I have not billed within Ohio so am not speaking from direct personal experience, but the Ohio Medicaid regulations do state: Inpatient hospital visits following surgery. No separate payment is made for an E&M service provided within the postoperative period for a covered surgical procedure. The postoperative period, which is listed in appendix DD to rule 5160-1-60 of the Administrative Code, includes the day of surgery. In the appendix, they do identify delivery codes as having a 45-day postoperative period, so I would interpret this to mean that they do apply a surgical global package even if they don't have an obstetrical package and would not pay for these hospital rounds.

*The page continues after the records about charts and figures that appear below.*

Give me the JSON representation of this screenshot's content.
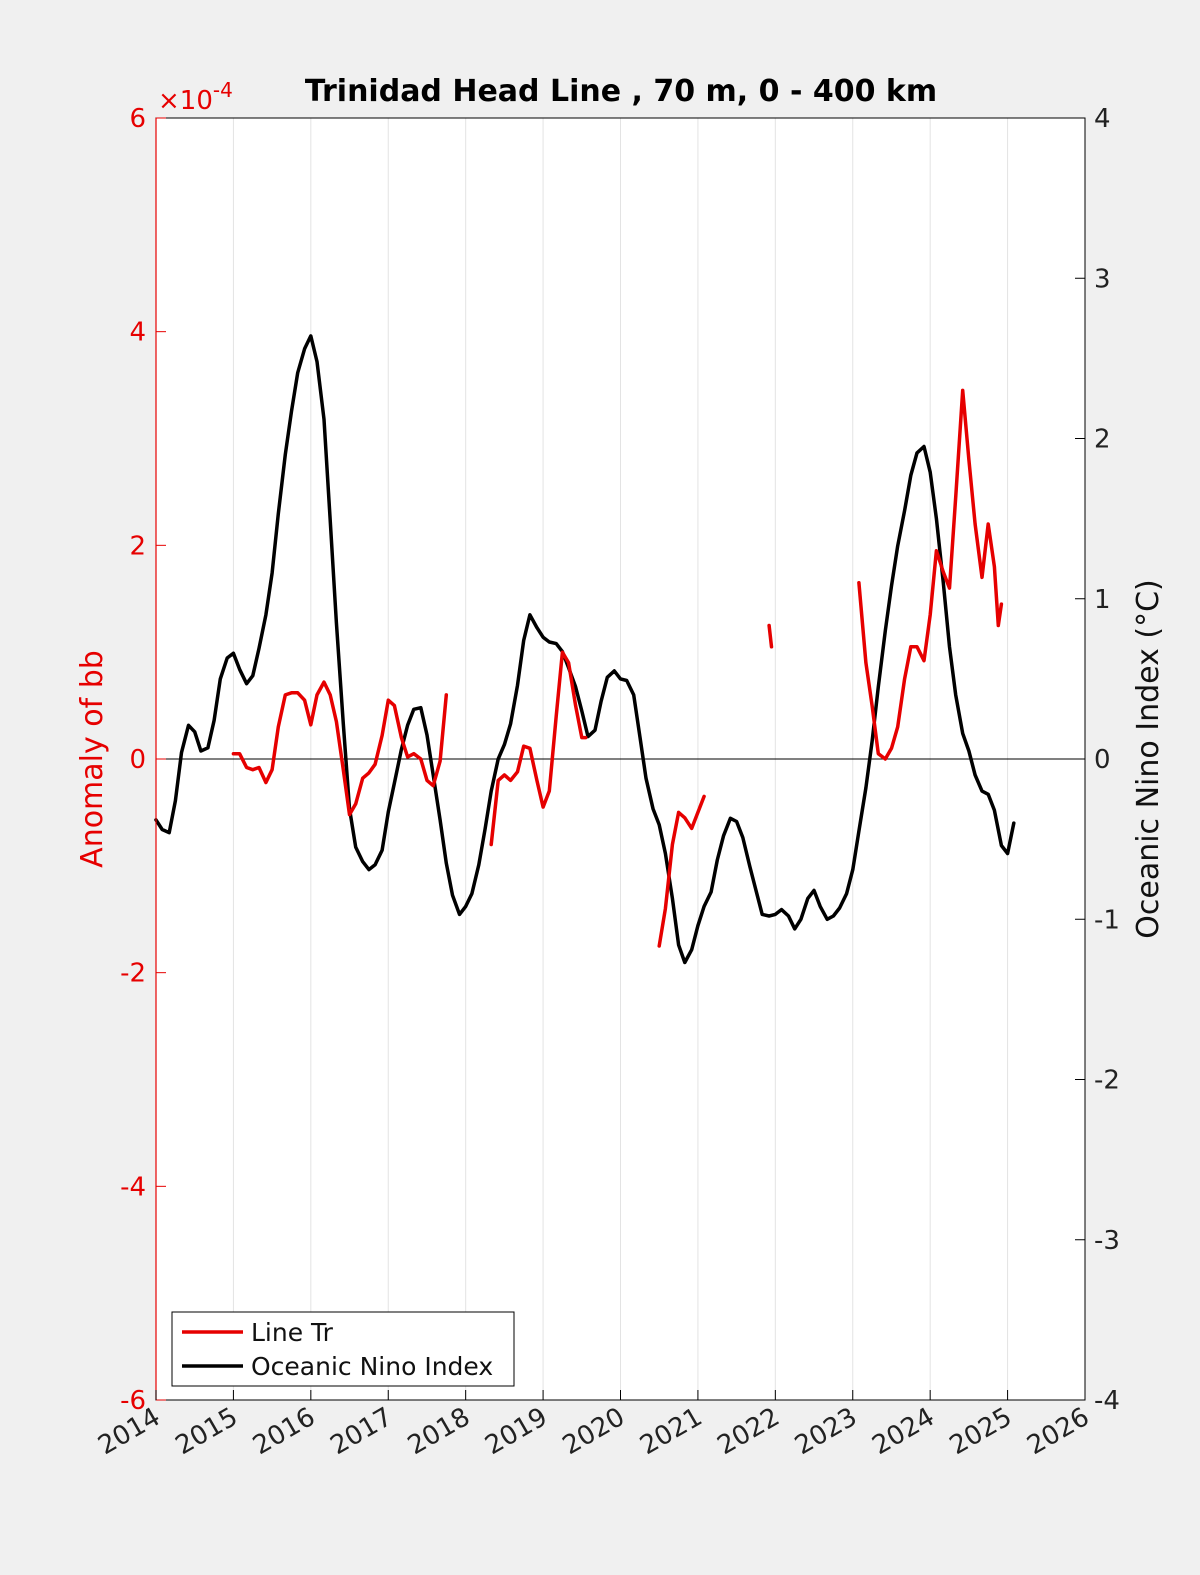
{
  "chart_data": {
    "type": "line",
    "title": "Trinidad Head Line , 70 m, 0 - 400 km",
    "xlabel": "",
    "ylabel_left": "Anomaly of bb",
    "ylabel_right": "Oceanic Nino Index (°C)",
    "left_exponent_base": "×10",
    "left_exponent_power": "-4",
    "xlim": [
      2014,
      2026
    ],
    "ylim_left": [
      -6,
      6
    ],
    "ylim_right": [
      -4,
      4
    ],
    "x_ticks": [
      2014,
      2015,
      2016,
      2017,
      2018,
      2019,
      2020,
      2021,
      2022,
      2023,
      2024,
      2025,
      2026
    ],
    "x_tick_labels": [
      "2014",
      "2015",
      "2016",
      "2017",
      "2018",
      "2019",
      "2020",
      "2021",
      "2022",
      "2023",
      "2024",
      "2025",
      "2026"
    ],
    "yticks_left": [
      -6,
      -4,
      -2,
      0,
      2,
      4,
      6
    ],
    "yticks_right": [
      -4,
      -3,
      -2,
      -1,
      0,
      1,
      2,
      3,
      4
    ],
    "grid": "vertical",
    "legend_placement": "bottom-left",
    "colors": {
      "line_tr": "#e60000",
      "oni": "#000000"
    },
    "series": [
      {
        "name": "Line Tr",
        "axis": "left",
        "segments": [
          [
            [
              2015.0,
              0.05
            ],
            [
              2015.08,
              0.05
            ],
            [
              2015.17,
              -0.08
            ],
            [
              2015.25,
              -0.1
            ],
            [
              2015.33,
              -0.08
            ],
            [
              2015.42,
              -0.22
            ],
            [
              2015.5,
              -0.1
            ],
            [
              2015.58,
              0.3
            ],
            [
              2015.67,
              0.6
            ],
            [
              2015.75,
              0.62
            ],
            [
              2015.83,
              0.62
            ],
            [
              2015.92,
              0.55
            ],
            [
              2016.0,
              0.32
            ],
            [
              2016.08,
              0.6
            ],
            [
              2016.17,
              0.72
            ],
            [
              2016.25,
              0.6
            ],
            [
              2016.33,
              0.35
            ],
            [
              2016.42,
              -0.1
            ],
            [
              2016.5,
              -0.52
            ],
            [
              2016.58,
              -0.42
            ],
            [
              2016.67,
              -0.18
            ],
            [
              2016.75,
              -0.13
            ],
            [
              2016.83,
              -0.05
            ],
            [
              2016.92,
              0.22
            ],
            [
              2017.0,
              0.55
            ],
            [
              2017.08,
              0.5
            ],
            [
              2017.17,
              0.2
            ],
            [
              2017.25,
              0.02
            ],
            [
              2017.33,
              0.05
            ],
            [
              2017.42,
              0.0
            ],
            [
              2017.5,
              -0.2
            ],
            [
              2017.58,
              -0.25
            ],
            [
              2017.67,
              -0.02
            ],
            [
              2017.75,
              0.6
            ]
          ],
          [
            [
              2018.33,
              -0.8
            ],
            [
              2018.42,
              -0.2
            ],
            [
              2018.5,
              -0.15
            ],
            [
              2018.58,
              -0.2
            ],
            [
              2018.67,
              -0.12
            ],
            [
              2018.75,
              0.12
            ],
            [
              2018.83,
              0.1
            ],
            [
              2018.92,
              -0.2
            ],
            [
              2019.0,
              -0.45
            ],
            [
              2019.08,
              -0.3
            ],
            [
              2019.17,
              0.4
            ],
            [
              2019.25,
              1.0
            ],
            [
              2019.33,
              0.9
            ],
            [
              2019.42,
              0.5
            ],
            [
              2019.5,
              0.2
            ],
            [
              2019.55,
              0.2
            ]
          ],
          [
            [
              2020.5,
              -1.75
            ],
            [
              2020.58,
              -1.4
            ],
            [
              2020.67,
              -0.8
            ],
            [
              2020.75,
              -0.5
            ],
            [
              2020.83,
              -0.55
            ],
            [
              2020.92,
              -0.65
            ],
            [
              2021.0,
              -0.5
            ],
            [
              2021.08,
              -0.35
            ]
          ],
          [
            [
              2021.92,
              1.25
            ],
            [
              2021.95,
              1.05
            ]
          ],
          [
            [
              2023.08,
              1.65
            ],
            [
              2023.17,
              0.9
            ],
            [
              2023.25,
              0.5
            ],
            [
              2023.33,
              0.05
            ],
            [
              2023.42,
              0.0
            ],
            [
              2023.5,
              0.1
            ],
            [
              2023.58,
              0.3
            ],
            [
              2023.67,
              0.75
            ],
            [
              2023.75,
              1.05
            ],
            [
              2023.83,
              1.05
            ],
            [
              2023.92,
              0.92
            ],
            [
              2024.0,
              1.35
            ],
            [
              2024.08,
              1.95
            ],
            [
              2024.17,
              1.75
            ],
            [
              2024.25,
              1.6
            ],
            [
              2024.33,
              2.45
            ],
            [
              2024.42,
              3.45
            ],
            [
              2024.5,
              2.8
            ],
            [
              2024.58,
              2.2
            ],
            [
              2024.67,
              1.7
            ],
            [
              2024.75,
              2.2
            ],
            [
              2024.83,
              1.8
            ],
            [
              2024.88,
              1.25
            ],
            [
              2024.92,
              1.45
            ]
          ]
        ]
      },
      {
        "name": "Oceanic Nino Index",
        "axis": "right",
        "segments": [
          [
            [
              2014.0,
              -0.38
            ],
            [
              2014.08,
              -0.44
            ],
            [
              2014.17,
              -0.46
            ],
            [
              2014.25,
              -0.26
            ],
            [
              2014.33,
              0.04
            ],
            [
              2014.42,
              0.21
            ],
            [
              2014.5,
              0.17
            ],
            [
              2014.58,
              0.05
            ],
            [
              2014.67,
              0.07
            ],
            [
              2014.75,
              0.24
            ],
            [
              2014.83,
              0.5
            ],
            [
              2014.92,
              0.63
            ],
            [
              2015.0,
              0.66
            ],
            [
              2015.08,
              0.56
            ],
            [
              2015.17,
              0.47
            ],
            [
              2015.25,
              0.52
            ],
            [
              2015.33,
              0.69
            ],
            [
              2015.42,
              0.9
            ],
            [
              2015.5,
              1.16
            ],
            [
              2015.58,
              1.53
            ],
            [
              2015.67,
              1.9
            ],
            [
              2015.75,
              2.17
            ],
            [
              2015.83,
              2.41
            ],
            [
              2015.92,
              2.56
            ],
            [
              2016.0,
              2.64
            ],
            [
              2016.08,
              2.48
            ],
            [
              2016.17,
              2.12
            ],
            [
              2016.25,
              1.49
            ],
            [
              2016.33,
              0.85
            ],
            [
              2016.42,
              0.22
            ],
            [
              2016.5,
              -0.31
            ],
            [
              2016.58,
              -0.55
            ],
            [
              2016.67,
              -0.64
            ],
            [
              2016.75,
              -0.69
            ],
            [
              2016.83,
              -0.66
            ],
            [
              2016.92,
              -0.57
            ],
            [
              2017.0,
              -0.33
            ],
            [
              2017.08,
              -0.15
            ],
            [
              2017.17,
              0.06
            ],
            [
              2017.25,
              0.21
            ],
            [
              2017.33,
              0.31
            ],
            [
              2017.42,
              0.32
            ],
            [
              2017.5,
              0.15
            ],
            [
              2017.58,
              -0.1
            ],
            [
              2017.67,
              -0.38
            ],
            [
              2017.75,
              -0.65
            ],
            [
              2017.83,
              -0.85
            ],
            [
              2017.92,
              -0.97
            ],
            [
              2018.0,
              -0.92
            ],
            [
              2018.08,
              -0.84
            ],
            [
              2018.17,
              -0.66
            ],
            [
              2018.25,
              -0.44
            ],
            [
              2018.33,
              -0.2
            ],
            [
              2018.42,
              0.0
            ],
            [
              2018.5,
              0.09
            ],
            [
              2018.58,
              0.22
            ],
            [
              2018.67,
              0.46
            ],
            [
              2018.75,
              0.74
            ],
            [
              2018.83,
              0.9
            ],
            [
              2018.92,
              0.82
            ],
            [
              2019.0,
              0.76
            ],
            [
              2019.08,
              0.73
            ],
            [
              2019.17,
              0.72
            ],
            [
              2019.25,
              0.67
            ],
            [
              2019.33,
              0.57
            ],
            [
              2019.42,
              0.45
            ],
            [
              2019.5,
              0.3
            ],
            [
              2019.58,
              0.14
            ],
            [
              2019.67,
              0.18
            ],
            [
              2019.75,
              0.36
            ],
            [
              2019.83,
              0.51
            ],
            [
              2019.92,
              0.55
            ],
            [
              2020.0,
              0.5
            ],
            [
              2020.08,
              0.49
            ],
            [
              2020.17,
              0.4
            ],
            [
              2020.25,
              0.14
            ],
            [
              2020.33,
              -0.12
            ],
            [
              2020.42,
              -0.31
            ],
            [
              2020.5,
              -0.41
            ],
            [
              2020.58,
              -0.59
            ],
            [
              2020.67,
              -0.87
            ],
            [
              2020.75,
              -1.16
            ],
            [
              2020.83,
              -1.27
            ],
            [
              2020.92,
              -1.19
            ],
            [
              2021.0,
              -1.04
            ],
            [
              2021.08,
              -0.92
            ],
            [
              2021.17,
              -0.83
            ],
            [
              2021.25,
              -0.63
            ],
            [
              2021.33,
              -0.48
            ],
            [
              2021.42,
              -0.37
            ],
            [
              2021.5,
              -0.39
            ],
            [
              2021.58,
              -0.49
            ],
            [
              2021.67,
              -0.67
            ],
            [
              2021.75,
              -0.82
            ],
            [
              2021.83,
              -0.97
            ],
            [
              2021.92,
              -0.98
            ],
            [
              2022.0,
              -0.97
            ],
            [
              2022.08,
              -0.94
            ],
            [
              2022.17,
              -0.98
            ],
            [
              2022.25,
              -1.06
            ],
            [
              2022.33,
              -1.0
            ],
            [
              2022.42,
              -0.87
            ],
            [
              2022.5,
              -0.82
            ],
            [
              2022.58,
              -0.92
            ],
            [
              2022.67,
              -1.0
            ],
            [
              2022.75,
              -0.98
            ],
            [
              2022.83,
              -0.93
            ],
            [
              2022.92,
              -0.84
            ],
            [
              2023.0,
              -0.69
            ],
            [
              2023.08,
              -0.45
            ],
            [
              2023.17,
              -0.18
            ],
            [
              2023.25,
              0.11
            ],
            [
              2023.33,
              0.45
            ],
            [
              2023.42,
              0.8
            ],
            [
              2023.5,
              1.08
            ],
            [
              2023.58,
              1.33
            ],
            [
              2023.67,
              1.55
            ],
            [
              2023.75,
              1.77
            ],
            [
              2023.83,
              1.91
            ],
            [
              2023.92,
              1.95
            ],
            [
              2024.0,
              1.79
            ],
            [
              2024.08,
              1.5
            ],
            [
              2024.17,
              1.1
            ],
            [
              2024.25,
              0.7
            ],
            [
              2024.33,
              0.4
            ],
            [
              2024.42,
              0.16
            ],
            [
              2024.5,
              0.05
            ],
            [
              2024.58,
              -0.1
            ],
            [
              2024.67,
              -0.2
            ],
            [
              2024.75,
              -0.22
            ],
            [
              2024.83,
              -0.32
            ],
            [
              2024.92,
              -0.54
            ],
            [
              2025.0,
              -0.59
            ],
            [
              2025.08,
              -0.4
            ]
          ]
        ]
      }
    ]
  }
}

The fee schedule has just recently been updated and does show new payment rates for the global OB codes, so perhaps they are about to change their policy on this?
 
Thank you for the information, I was thinking it wouldn't be billable, but with Medicaid it gets very confusing. I am wondering where you found the new changes for Ohio Medicaid. The only fee schedule I can find was updated on 1/1/18.
 
Thank you for the information, I was thinking it wouldn't be billable, but with Medicaid it gets very confusing. I am wondering where you found the new changes for Ohio Medicaid. The only fee schedule I can find was updated on 1/1/18.


Agreed, the Medicaid regulations are notoriously confusing. There's a 7/1/18 revision to the fee schedule here: http://codes.ohio.gov/pdf/oh/admin/2018/5160-1-60_ph_rv_a_app1_20180425_1233.pdf
But is shows the same thing as the 1/1/18 revision for the OB codes - a 'NC' indicated under 'previous maximum payment amount' but $1175.28 for 'current maximum payment amount' for the global 59400. I'd be curious to know why they have a payment rate for that code if they don't allow it to be billed.